Я прошла до закутка, который служил в доме кухней. Мне показалось, что я заглядываю в него через кривое зеркало, искажающее реальность. Не карты ли искажают пространство вокруг себя? Скользнув взглядом по полкам, я заметила на самом краю нижней полки чуть заметное мерцание. Я сосредоточилась на нём, даже дыхание задержала. Мерцание на мгновение сплелось в рисунок, напоминающий вытянутые ромбы. Я нашла след от карт. Осторожно приблизив к ним руку, я почувствовала уплотнение воздуха в этом месте, и небольшое покалывание. Значит, подруга Агриппины Николаевны взяла эти карты себе, хоть, наверняка, знала, что их нужно сжечь. И с какой целью она их взяла? Я не смогла приблизить к мерцанию свою руку, словно невидимая стена не пускала меня к ней. Несколько раз я безрезультатно попыталась их подвинуть, но мерцание не подпускала меня к себе. Пока я думала, как до них дотянуться, мерцание исчезло. Значит, карты перенесли в другое место.

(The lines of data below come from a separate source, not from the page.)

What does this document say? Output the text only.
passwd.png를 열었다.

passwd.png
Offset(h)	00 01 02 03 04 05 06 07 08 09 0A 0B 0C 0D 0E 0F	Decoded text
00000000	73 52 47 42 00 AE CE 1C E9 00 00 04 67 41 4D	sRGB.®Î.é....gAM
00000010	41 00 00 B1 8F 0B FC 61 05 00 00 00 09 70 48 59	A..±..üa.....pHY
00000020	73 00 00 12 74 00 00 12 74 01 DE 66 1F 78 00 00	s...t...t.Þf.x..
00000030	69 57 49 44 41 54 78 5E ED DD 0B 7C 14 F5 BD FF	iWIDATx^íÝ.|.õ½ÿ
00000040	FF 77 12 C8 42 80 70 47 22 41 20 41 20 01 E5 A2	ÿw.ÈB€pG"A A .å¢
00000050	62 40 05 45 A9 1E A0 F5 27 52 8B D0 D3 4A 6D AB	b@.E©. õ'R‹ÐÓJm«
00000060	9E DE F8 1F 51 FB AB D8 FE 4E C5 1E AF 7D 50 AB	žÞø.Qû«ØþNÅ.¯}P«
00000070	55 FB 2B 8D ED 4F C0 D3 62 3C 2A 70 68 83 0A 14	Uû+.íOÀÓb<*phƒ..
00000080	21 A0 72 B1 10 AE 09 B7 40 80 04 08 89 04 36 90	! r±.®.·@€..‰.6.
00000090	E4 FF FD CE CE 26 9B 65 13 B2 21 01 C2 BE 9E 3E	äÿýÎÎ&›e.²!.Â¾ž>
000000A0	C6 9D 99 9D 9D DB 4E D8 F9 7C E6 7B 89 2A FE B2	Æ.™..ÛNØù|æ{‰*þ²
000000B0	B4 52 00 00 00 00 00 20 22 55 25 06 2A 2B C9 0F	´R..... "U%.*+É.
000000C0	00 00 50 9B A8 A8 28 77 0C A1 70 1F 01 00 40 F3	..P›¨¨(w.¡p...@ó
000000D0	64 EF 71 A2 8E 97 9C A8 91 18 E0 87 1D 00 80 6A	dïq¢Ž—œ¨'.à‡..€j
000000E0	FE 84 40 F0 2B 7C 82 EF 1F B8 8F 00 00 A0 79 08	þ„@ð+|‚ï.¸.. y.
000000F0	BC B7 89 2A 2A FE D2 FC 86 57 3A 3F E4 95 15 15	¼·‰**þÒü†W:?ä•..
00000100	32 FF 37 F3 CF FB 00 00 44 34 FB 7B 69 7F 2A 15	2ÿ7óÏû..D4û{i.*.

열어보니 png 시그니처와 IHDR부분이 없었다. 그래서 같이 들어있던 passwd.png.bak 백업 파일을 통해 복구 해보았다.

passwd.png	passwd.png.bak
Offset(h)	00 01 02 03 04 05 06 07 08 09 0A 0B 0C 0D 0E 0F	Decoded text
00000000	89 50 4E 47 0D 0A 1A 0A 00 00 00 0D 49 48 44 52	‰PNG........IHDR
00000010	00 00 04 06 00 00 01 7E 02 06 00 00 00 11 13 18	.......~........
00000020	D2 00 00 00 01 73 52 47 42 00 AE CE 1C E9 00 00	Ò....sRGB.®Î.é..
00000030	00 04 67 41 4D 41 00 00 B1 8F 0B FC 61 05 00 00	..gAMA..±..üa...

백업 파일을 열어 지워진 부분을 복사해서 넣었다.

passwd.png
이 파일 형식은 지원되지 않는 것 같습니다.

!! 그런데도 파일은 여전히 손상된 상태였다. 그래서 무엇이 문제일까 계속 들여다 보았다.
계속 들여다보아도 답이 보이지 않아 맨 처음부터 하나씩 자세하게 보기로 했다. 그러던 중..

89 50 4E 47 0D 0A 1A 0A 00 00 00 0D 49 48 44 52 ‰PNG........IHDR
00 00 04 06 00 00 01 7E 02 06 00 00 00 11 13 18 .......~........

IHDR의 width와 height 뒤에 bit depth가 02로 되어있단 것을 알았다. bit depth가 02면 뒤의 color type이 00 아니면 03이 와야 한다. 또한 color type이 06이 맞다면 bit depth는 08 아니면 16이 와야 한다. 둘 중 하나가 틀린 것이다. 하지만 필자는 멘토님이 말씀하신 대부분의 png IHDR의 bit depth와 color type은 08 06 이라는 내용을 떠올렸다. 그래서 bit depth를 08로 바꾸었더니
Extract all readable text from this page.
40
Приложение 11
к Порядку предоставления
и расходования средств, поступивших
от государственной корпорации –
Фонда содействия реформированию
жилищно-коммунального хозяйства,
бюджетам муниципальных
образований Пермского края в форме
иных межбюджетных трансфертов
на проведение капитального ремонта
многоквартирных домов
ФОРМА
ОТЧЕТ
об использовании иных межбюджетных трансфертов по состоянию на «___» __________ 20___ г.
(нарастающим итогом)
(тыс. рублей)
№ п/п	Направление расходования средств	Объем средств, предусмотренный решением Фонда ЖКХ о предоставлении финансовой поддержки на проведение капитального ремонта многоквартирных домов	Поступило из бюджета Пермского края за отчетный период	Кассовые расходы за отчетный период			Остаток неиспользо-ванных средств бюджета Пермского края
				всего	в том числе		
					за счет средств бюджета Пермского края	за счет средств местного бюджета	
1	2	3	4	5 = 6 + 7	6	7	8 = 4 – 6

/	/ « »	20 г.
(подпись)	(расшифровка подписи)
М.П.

Плохо это или хорошо, пока не знаю.
– Миша, а как сейчас живёт тётя Аля, ты с ней общаешься?
– Да, конечно. Я как приехал, первым делом к ней сходил, попроведал. Обрадовалась мне, говорила, чтобы дом бабушкин не продавал.
– Как она живёт, о себе она рассказывает?
– Жалуется, что дочь Юля к ней перестала ездить, как только Витька погиб. Вроде, как сердится на неё, даже винит её за это. У тёти Али ещё сын есть, он военный, но тоже приезжает редко, он где-то на Дальнем востоке теперь живёт. Тётя Аля говорит, что билеты дорогие, а пенсия маленькая, а то бы она сама к ним съездила. Плачет, что себя чувствует совсем одинокой после смерти моей бабушки.
– Миша, а тебе не кажется, что тётя Аля держит на тебя обиду?
– Нет, и никогда не казалось. Да и уже десять лет прошло.
– У беды нет срока давности, такие раны долго заживают, а некоторые – вообще никогда.
– Но ведь я не виновен в его смерти! Мы тогда глупые были, чувство самосохранения никакого не было.
– Да разве раненному сердцу это понять!
Вдруг Миша подскочил ко мне и, показывая рукой на окно, торопливо сказал:
– Там тень мелькнула! Слышите, музыка прекратилась!
У меня от неожиданности тревожно ёкнуло сердце, даже не ожидала, что так испугаюсь. Мы с ним замерли.